America's economic, political and social divide is often discussed as matter of course in by the media and used as fodder for the upcoming presidential election next year. However, what many pundits and politicians alike have left out is how these issues are combining to create an issue that is at least partially born from the inactivity resulting from the political discussion -- or rather, argument -- itself: a fertility divide.
Although the U.S. birth rate is high enough to prevent fears of a national fertility crisis -- unlike some European nations, where the birth rate has dropped below 1.5 per woman in some cases -- it is vastly unequal among the rich and poor.
The rates of unintended pregnancies among poor and low-income women was five times higher than that of higher-income women in 2006, while their unintended birth rate was nearly six times as high, according to an August report from the Guttmacher Institute. Meanwhile, the unintended pregnancy rate among high-income white women was as low as 17 per 1,000, one-third the national rate of 52 per 1,000, suggesting that women who have better access to reproductive health services and educational opportunities are more likely to avoid unwanted pregnancies.
Meanwhile, another study from the Center for Work-Life Policy confirmed the Guttmacher report, noting that the rate of childlessness among corporate professional women is higher that some of the childlessness rates in some of those very European countries that may be headed for a fertility crisis.
Keys to Preventing Unplanned Pregnancies: Education, Birth Control
These statistics seem to clearly indicate what many sexual health advocates have been arguing for decades: sexual education services and easy access to birth control are key to preventing unplanned pregnancies. However, while women who have more access to these services have been proven to depend less on government assistance programs -- the same that many staunch Republicans would like to either cut or see completely removed -- that same party has fought against funding programs that do just that.
Although the GOP base tends to be emphatically pro-life, earlier this year it fought to strip federal funding of Planned Parenthood, which often provides free or substantially reduced-cost birth control services for low-income and uninsured individuals. More than 90 percent of Planned Parenthood's services, much of which is catered to low-income women as well as those in rural areas, are preventative. The organization reports that its Title X Family Planning Program, which is dedicated to providing contraceptive and related health services to poor women, prevents nearly one million unintended pregnancies each year, almost half of which would otherwise end in abortion.
Moreover, many of these same lawmakers oppose sexual education services in middle and high schools, instead advocating an abstinence-only curriculum that has proven time and time again to be ineffective at preventing unwanted pregnancies.
On Wednesday, the Pew Hispanic reported that poverty among Latino children skyrocketed as a result of the 2007-2009 Great Recession and high birth rates among Hispanic immigrants. According to the 2010 U.S. Census, although Hispanics only make up 16.3 percent of the total U.S. population, 23 percent of the nation's children are of Hispanic descent.
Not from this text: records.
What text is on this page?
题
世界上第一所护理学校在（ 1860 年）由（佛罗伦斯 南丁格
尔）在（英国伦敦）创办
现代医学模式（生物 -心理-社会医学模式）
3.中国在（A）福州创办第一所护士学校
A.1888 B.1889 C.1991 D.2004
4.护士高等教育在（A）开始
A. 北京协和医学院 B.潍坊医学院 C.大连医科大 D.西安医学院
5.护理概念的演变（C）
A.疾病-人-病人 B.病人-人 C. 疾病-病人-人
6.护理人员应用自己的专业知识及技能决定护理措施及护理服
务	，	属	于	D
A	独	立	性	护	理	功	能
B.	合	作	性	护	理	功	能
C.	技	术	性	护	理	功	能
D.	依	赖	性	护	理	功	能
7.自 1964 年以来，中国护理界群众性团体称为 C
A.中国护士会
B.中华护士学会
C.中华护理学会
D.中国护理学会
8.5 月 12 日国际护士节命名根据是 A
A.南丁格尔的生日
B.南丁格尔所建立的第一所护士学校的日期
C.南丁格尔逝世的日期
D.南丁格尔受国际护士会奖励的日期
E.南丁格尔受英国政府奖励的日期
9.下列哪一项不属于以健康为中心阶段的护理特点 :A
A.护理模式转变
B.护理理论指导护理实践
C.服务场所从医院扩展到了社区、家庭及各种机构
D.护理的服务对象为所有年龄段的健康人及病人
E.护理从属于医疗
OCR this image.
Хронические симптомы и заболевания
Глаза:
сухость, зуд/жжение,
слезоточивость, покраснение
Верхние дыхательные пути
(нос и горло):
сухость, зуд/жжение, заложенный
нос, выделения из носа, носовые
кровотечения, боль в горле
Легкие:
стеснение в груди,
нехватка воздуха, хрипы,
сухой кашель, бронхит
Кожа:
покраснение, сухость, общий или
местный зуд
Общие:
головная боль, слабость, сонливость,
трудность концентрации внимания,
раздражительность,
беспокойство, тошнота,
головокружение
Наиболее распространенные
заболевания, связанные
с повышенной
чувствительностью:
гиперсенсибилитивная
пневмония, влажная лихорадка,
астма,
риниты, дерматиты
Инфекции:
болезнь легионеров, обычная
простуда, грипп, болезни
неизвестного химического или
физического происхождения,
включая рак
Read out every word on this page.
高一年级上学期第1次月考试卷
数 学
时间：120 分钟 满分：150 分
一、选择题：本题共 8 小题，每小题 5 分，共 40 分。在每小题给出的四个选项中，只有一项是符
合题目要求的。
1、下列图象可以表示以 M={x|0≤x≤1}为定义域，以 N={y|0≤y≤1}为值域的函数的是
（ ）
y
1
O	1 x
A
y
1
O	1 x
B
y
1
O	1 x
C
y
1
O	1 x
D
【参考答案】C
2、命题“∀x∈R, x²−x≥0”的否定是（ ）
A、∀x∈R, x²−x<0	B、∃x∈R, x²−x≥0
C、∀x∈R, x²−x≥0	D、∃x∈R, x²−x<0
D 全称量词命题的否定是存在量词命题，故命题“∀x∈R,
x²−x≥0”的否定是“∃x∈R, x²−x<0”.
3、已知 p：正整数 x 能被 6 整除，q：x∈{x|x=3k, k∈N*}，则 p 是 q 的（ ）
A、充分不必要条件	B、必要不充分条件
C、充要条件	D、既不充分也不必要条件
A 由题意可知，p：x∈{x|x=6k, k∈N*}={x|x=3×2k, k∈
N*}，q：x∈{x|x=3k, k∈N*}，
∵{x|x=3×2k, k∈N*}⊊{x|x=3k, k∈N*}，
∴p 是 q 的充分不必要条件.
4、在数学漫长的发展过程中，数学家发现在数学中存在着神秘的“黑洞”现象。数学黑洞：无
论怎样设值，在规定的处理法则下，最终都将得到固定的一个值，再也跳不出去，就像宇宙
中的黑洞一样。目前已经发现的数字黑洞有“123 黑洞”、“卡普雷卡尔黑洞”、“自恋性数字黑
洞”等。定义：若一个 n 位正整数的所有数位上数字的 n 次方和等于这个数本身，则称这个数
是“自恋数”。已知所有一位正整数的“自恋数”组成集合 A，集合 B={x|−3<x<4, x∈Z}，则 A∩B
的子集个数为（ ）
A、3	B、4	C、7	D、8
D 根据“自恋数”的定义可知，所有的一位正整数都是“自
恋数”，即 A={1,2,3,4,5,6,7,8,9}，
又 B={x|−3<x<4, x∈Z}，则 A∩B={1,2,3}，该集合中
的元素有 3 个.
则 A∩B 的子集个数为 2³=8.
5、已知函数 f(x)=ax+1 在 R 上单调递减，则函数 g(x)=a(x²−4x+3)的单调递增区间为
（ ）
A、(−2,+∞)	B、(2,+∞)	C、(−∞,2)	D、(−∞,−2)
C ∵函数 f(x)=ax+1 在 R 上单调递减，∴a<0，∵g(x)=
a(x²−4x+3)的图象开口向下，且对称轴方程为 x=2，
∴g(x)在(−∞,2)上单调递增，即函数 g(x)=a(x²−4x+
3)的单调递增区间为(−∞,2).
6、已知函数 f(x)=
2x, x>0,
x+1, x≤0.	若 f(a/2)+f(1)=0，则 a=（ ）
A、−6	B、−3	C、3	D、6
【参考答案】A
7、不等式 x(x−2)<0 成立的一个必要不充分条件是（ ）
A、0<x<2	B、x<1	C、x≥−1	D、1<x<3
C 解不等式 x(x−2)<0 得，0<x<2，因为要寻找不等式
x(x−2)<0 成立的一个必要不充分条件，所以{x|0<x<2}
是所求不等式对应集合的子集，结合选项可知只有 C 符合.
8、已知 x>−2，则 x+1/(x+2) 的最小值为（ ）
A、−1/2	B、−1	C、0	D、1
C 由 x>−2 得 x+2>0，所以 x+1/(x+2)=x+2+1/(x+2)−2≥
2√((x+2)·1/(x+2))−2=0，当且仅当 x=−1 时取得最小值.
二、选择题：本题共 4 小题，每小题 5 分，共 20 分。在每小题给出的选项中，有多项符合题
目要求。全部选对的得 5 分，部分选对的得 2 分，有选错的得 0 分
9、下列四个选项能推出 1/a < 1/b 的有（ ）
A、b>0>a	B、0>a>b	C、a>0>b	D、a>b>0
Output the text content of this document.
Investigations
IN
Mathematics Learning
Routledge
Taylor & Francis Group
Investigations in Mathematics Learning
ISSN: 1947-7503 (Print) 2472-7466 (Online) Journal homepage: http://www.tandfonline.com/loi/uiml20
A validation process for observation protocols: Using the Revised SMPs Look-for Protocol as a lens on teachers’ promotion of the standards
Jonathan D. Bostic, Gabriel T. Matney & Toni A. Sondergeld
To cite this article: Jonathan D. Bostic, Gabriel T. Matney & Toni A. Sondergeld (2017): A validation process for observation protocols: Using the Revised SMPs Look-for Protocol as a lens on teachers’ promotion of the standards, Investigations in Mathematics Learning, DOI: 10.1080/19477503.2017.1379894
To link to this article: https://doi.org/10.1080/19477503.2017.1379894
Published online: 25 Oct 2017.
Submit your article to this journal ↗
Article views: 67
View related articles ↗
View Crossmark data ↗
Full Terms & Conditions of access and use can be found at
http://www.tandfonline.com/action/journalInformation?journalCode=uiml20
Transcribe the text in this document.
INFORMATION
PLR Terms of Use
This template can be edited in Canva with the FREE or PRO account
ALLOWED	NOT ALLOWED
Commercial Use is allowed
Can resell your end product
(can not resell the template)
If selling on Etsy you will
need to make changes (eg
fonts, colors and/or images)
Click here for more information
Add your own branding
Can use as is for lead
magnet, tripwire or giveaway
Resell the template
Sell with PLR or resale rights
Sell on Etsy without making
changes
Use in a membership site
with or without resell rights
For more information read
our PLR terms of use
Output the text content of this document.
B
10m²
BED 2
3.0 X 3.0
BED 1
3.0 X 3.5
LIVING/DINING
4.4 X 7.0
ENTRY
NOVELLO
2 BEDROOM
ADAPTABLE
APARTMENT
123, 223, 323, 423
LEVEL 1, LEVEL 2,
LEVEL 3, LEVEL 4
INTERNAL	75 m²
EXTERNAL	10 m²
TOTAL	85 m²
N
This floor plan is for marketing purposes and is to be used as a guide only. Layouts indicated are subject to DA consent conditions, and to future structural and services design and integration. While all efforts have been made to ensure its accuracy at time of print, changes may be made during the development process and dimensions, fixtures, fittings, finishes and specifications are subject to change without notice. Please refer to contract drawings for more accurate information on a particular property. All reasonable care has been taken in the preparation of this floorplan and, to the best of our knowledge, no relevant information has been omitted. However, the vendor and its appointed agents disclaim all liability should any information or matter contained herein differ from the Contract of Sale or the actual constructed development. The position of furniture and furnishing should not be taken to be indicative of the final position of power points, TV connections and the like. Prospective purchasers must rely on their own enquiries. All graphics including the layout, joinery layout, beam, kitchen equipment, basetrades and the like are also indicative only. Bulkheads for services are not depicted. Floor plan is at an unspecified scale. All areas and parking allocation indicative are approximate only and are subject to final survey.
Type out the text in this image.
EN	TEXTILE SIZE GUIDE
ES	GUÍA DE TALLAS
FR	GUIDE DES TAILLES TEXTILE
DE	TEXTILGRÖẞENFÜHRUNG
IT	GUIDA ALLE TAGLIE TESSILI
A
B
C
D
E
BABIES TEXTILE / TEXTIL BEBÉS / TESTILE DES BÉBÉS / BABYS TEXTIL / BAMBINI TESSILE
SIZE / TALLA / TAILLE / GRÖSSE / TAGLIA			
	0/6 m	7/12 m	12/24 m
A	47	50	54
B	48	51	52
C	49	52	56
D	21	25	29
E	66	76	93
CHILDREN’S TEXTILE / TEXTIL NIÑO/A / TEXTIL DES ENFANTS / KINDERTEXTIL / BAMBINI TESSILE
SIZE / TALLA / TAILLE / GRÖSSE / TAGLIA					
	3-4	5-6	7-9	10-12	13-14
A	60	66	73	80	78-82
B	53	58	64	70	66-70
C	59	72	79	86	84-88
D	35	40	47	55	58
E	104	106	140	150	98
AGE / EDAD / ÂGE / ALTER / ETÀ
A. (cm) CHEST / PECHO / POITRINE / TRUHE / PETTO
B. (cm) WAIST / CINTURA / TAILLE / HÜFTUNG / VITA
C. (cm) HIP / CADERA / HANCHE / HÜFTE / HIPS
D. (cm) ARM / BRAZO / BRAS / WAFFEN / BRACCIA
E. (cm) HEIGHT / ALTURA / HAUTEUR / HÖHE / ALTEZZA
Household wealth among Hispanic households declined more sharply than either black or white households between 2005 and 2009, according to the report, with 32 percent of Hispanic households with children faced food insecurity in 2008 as a result.
Finally, Couples who plan their pregnancies are considerably more likely to be both financially and emotionally prepared for actually caring for a child. Providing poor women with the health, educational and family planning services that are taken for granted among much of the middle and higher-income population, is the only way to curb unplanned pregnancies, reduce abortion rates and address a growing social inequity that is only likely to divide the U.S. even more.